The degree of directness on display at times comes as something of a surprise. Temperamentally reserved, more inclined to reveal her midriff than her feelings, Ms. Twain had often used jokes, heavy beats or visual distractions to avoid direct emotional engagement with the situations she raises. But if maturity has brought added directness, often claimed as the country-music ideal, floating above the emotions also has some precedent. “Shania Twain: Rock This Country,” an exhibit running at the Country Hall of Fame and Museum through July 15, 2018, traces her career from obscurity and poverty in Northern Ontario to world stages, focusing especially on the attention-riveting outfits seen in her hit videos and live performances: the black-tie and top-hat suit from “Man! I Feel Like a Woman!” The leopard-print hoodie from “Come On Over.” The black-lace and leather motorcycle outfit from “I’m Gonna Getcha Good!” On the same floor is “ Loretta Lynn : Blue Kentucky Girl,” revealing an unstated parallel: Ms. Lynn’s celebrated feistiness toward mistreatment, even anger, has always been encased behind a wry smile, her own sort of emotional floating. At this point, Ms. Twain’s similar approach to feisty material might even be seen as traditional.

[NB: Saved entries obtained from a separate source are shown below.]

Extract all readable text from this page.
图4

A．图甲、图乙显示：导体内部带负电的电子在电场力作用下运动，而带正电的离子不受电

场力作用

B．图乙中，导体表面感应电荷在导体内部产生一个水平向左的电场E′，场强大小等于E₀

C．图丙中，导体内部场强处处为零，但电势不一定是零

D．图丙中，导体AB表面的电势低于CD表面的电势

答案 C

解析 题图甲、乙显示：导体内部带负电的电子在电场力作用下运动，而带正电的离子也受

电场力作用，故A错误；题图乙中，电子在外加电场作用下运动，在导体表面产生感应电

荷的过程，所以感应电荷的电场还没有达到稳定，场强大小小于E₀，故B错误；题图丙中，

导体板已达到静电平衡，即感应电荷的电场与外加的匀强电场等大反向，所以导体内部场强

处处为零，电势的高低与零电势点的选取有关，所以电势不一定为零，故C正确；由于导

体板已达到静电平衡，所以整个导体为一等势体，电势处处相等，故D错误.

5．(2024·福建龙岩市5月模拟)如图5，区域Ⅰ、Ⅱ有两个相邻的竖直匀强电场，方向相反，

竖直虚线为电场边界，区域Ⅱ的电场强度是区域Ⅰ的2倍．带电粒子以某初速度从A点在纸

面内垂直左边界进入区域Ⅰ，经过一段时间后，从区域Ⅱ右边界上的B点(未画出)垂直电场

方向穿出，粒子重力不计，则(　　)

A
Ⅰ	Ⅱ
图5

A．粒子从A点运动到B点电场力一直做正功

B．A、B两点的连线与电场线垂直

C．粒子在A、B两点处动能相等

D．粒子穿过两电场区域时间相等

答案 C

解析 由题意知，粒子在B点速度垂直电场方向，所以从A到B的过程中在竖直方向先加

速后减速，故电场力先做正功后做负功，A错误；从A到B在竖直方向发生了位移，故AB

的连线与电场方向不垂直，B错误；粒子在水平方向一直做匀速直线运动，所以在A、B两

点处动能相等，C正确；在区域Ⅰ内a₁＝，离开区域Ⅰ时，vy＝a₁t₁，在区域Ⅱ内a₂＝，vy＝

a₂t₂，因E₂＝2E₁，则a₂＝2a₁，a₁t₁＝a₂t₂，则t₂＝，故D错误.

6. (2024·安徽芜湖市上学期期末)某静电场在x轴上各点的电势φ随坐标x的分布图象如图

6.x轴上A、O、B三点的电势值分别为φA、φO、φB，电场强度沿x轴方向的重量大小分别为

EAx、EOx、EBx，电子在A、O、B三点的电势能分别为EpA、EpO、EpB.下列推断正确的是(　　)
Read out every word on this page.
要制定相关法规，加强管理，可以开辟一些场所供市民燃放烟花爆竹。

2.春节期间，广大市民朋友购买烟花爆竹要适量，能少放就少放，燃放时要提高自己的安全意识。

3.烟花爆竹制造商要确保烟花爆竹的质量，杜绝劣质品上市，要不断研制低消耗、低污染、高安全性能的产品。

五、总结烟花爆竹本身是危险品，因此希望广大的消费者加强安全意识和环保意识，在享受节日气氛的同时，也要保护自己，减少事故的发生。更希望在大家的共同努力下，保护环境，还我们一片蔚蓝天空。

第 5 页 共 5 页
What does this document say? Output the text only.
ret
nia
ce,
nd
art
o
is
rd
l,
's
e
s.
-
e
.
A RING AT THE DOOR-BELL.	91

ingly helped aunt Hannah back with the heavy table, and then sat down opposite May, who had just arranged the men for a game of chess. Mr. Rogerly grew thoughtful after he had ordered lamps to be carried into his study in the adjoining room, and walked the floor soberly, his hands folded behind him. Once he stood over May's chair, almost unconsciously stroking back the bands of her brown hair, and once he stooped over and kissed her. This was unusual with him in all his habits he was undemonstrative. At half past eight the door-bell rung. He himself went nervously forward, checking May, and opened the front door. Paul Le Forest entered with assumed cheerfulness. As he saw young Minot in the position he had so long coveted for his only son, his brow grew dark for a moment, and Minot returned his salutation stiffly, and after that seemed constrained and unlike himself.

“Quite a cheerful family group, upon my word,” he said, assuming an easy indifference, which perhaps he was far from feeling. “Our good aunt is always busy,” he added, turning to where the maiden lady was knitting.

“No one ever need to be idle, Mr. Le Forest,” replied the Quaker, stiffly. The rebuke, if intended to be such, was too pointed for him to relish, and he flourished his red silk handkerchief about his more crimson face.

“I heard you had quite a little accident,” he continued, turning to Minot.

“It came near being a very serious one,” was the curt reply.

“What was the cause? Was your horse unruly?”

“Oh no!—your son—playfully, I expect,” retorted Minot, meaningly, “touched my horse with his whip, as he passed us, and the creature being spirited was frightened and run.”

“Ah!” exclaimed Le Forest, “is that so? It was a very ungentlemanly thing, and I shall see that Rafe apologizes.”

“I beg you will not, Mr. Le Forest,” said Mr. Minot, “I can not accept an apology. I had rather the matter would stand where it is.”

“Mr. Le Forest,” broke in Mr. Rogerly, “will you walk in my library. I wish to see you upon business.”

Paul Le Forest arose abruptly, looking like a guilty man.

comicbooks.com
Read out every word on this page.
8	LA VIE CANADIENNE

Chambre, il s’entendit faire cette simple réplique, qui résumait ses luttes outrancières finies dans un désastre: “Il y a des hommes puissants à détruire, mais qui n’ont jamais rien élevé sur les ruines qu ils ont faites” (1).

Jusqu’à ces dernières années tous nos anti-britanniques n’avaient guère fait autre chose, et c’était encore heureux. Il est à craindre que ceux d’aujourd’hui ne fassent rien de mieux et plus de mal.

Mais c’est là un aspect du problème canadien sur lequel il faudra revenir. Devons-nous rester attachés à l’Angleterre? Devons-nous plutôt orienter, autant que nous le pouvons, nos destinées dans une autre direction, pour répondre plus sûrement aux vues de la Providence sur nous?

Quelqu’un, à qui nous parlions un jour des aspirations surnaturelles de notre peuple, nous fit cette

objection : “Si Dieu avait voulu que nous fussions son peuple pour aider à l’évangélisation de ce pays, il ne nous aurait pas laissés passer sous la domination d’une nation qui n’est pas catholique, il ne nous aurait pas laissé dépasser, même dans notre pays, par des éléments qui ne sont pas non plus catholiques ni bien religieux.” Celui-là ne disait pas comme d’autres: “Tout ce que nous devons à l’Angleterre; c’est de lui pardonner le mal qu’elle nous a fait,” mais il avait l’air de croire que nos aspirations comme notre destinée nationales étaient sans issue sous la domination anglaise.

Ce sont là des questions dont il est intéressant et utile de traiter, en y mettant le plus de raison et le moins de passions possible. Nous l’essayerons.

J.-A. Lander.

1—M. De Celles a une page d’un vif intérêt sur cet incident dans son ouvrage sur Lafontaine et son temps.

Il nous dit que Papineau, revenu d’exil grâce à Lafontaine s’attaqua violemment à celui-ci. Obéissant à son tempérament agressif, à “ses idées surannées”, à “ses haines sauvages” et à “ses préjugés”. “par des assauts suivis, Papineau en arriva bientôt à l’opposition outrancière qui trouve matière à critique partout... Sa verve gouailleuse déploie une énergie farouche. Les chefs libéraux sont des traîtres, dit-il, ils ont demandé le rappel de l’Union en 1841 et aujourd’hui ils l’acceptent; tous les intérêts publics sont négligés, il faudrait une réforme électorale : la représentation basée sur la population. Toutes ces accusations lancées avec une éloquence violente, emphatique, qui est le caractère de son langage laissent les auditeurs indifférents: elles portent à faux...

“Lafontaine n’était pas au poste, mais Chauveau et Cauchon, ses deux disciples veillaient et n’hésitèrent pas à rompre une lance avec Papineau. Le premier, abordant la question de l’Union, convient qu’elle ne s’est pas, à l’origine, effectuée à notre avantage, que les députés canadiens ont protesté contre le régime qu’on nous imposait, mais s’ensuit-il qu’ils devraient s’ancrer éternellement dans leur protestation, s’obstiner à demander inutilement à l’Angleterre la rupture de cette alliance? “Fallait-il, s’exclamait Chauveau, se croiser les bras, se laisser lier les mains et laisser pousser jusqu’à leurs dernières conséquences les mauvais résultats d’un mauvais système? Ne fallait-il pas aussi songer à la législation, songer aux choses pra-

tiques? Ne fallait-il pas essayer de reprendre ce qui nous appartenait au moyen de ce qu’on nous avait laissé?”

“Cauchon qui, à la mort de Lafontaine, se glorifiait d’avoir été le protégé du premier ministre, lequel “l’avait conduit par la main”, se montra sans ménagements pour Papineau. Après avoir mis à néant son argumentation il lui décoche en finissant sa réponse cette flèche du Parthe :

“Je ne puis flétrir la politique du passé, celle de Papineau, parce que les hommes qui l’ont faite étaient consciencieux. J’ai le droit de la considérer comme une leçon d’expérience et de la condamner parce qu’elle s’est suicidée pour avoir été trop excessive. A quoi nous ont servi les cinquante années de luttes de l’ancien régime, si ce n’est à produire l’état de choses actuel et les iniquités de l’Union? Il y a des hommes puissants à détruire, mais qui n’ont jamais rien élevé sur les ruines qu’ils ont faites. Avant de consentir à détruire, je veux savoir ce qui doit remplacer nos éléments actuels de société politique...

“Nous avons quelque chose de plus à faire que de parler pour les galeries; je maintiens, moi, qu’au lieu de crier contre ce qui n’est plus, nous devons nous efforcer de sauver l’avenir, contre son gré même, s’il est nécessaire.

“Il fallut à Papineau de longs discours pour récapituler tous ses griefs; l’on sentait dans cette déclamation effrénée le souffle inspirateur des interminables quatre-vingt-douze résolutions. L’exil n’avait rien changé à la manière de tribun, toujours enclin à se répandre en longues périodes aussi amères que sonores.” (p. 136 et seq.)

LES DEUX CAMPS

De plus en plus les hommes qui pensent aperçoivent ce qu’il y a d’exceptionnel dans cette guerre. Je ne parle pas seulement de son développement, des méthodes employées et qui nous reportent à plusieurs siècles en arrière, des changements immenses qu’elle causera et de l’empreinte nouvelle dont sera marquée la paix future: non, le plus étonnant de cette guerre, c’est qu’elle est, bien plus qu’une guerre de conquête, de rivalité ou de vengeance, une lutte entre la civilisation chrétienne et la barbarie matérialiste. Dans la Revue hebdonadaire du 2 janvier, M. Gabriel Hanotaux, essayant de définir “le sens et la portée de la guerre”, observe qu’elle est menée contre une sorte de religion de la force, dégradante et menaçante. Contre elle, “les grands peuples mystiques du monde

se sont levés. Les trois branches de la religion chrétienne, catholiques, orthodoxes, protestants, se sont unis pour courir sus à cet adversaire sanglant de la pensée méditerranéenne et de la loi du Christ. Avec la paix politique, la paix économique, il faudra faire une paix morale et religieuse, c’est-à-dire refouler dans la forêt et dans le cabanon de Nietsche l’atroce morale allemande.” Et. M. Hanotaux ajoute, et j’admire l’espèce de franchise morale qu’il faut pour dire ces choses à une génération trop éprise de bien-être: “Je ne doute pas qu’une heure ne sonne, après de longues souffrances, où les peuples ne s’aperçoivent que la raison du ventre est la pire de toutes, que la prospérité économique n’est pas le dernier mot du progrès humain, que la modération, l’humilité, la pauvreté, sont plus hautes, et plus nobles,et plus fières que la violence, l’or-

The new “NOW” album may still not prove enticing for those who find any evidence of production at all “too much,” or for the thin-skinned put off by barbed comments about the male of the species, but for everyone else there is much to enjoy and admire here. Ms. Twain’s nicely varying sound choices and the considered experience behind the sentiments could prove revealing to a new 21st-century audience.
—Mr. Mazor, based in Nashville, reviews country and roots music for the Journal.